Mr Johnson accepted the programme followed failed attempts at “repeated and generous offers” to France to accept the return of migrants.
British Red Cross executive director Zoe Abrams said the humanitarian network was “profoundly concerned” about the plans to “send traumatised people halfway around the world to Rwanda”.
“The financial and human cost will be considerable,” Ms Abrams said. “Evidence from where offshoring has been implemented elsewhere shows it leads to profound human suffering, plus the bill that taxpayers will be asked to foot is likely to be huge.
“We are not convinced this drastic measure will deter desperate people from attempting to cross the Channel, either.
“People come here for reasons we can all understand, like wanting to be reunited with loved ones or because they speak the language. Making it harsher may do little to stop them risking their lives.”
Enver Solomon, chief executive of the Refugee Council, urged the government to “immediately rethink its plans”.
“We are appalled by the government’s cruel and nasty decision to send those seeking sanctuary in our country to Rwanda,” Mr Solomon said.
“Every day we are hearing the stories of desperate Ukrainian families fleeing war.
“This is the brutal reality faced by refugees escaping conflicts all over the world, who this government now wants to treat as no more than human cargo to be shipped elsewhere.
“Offshoring the UK’s asylum system will do absolutely nothing to address the reasons why people take perilous journeys to find safety in the UK.
“It will do little to deter them from coming to this country, but only lead to more human suffering and chaos — at a huge expense of an estimated £1.4bn a year.”
Steve Valdez-Symonds, Amnesty International UK’s refugee and migrant rights director, said the “shockingly ill-conceived idea will go far further in inflicting suffering while wasting huge amounts of public money”.

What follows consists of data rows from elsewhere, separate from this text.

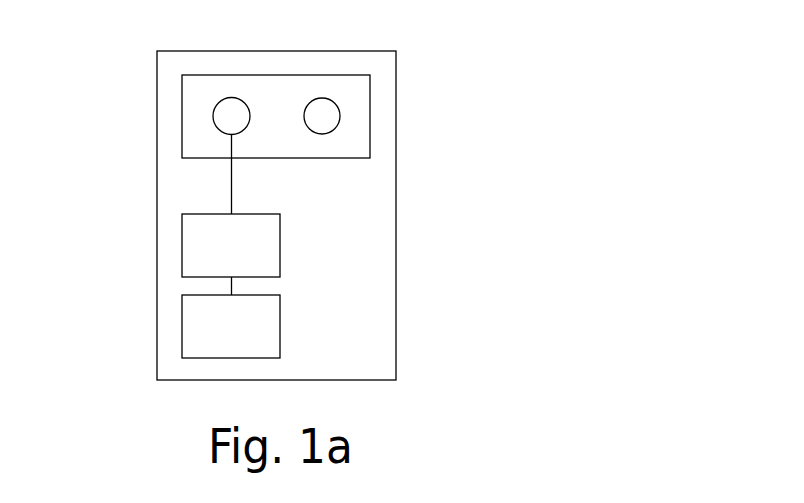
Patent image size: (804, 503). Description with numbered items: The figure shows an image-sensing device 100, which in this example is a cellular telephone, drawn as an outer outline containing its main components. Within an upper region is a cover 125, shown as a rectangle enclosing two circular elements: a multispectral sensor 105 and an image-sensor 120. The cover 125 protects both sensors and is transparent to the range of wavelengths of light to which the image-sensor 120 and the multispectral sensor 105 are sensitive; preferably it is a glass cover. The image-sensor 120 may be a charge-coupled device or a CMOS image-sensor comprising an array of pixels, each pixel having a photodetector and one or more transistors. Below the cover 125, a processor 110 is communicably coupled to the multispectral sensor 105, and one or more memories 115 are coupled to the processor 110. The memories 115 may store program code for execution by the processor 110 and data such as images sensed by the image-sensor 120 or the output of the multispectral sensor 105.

The image-sensing device 100 is at (558, 50).
The multispectral sensor 105 is at (214, 112).
The processor 110 is at (182, 243).
The memories 115 is at (182, 320).
The image-sensor 120 is at (338, 105).
The cover 125 is at (355, 155).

Sonya Sceats, chief executive of the Freedom from Torture charity, said plans to “imprison refugees in prison camps in Rwanda is deeply disturbing and should horrify anybody with a conscience”.

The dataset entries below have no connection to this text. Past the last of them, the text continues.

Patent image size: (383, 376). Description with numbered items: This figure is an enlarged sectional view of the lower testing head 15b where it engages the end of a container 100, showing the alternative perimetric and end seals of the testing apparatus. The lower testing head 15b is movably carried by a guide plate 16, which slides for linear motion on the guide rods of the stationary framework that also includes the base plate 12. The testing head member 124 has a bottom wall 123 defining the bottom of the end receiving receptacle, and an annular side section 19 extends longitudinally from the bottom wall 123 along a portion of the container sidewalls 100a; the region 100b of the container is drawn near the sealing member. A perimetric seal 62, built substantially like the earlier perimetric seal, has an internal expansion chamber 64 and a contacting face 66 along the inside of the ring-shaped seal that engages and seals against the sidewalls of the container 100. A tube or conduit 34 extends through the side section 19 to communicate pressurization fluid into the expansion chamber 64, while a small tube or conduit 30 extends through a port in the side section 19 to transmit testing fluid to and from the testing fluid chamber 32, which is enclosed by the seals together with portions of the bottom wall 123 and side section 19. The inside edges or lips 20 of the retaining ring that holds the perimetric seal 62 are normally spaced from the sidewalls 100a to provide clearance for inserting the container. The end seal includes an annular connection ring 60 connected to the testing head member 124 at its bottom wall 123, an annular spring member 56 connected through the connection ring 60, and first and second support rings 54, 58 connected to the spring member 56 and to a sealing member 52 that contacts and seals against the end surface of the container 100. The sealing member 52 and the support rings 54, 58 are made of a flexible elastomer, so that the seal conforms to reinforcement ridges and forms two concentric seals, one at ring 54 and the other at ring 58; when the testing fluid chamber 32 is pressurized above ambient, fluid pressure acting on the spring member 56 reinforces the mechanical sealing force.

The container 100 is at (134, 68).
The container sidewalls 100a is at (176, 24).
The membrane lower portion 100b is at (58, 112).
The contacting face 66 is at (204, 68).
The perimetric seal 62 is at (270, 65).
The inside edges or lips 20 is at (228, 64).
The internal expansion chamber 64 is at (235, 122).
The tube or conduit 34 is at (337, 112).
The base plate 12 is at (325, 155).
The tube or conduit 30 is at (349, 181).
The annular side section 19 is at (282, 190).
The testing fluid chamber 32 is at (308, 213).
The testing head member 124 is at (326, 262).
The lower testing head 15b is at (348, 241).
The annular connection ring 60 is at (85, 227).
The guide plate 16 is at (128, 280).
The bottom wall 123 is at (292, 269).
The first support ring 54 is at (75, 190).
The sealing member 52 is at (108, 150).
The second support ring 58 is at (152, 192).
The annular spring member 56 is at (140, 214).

“It is even more dismaying that the UK government has agreed this deal with a state known to practise torture, as we know from the many Rwandan torture survivors we have treated over the years,” Ms Sceats said.
She suggested Mr Johnson was hoping the “cynical announcement will distract from his own lawbreaking and shore up his party’s plummeting support in the upcoming local elections”.
Meanwhile, ministers have been under pressure to accept more refugees fleeing Russia’s invasion of Ukraine, with the visa system criticised as too bureaucratic.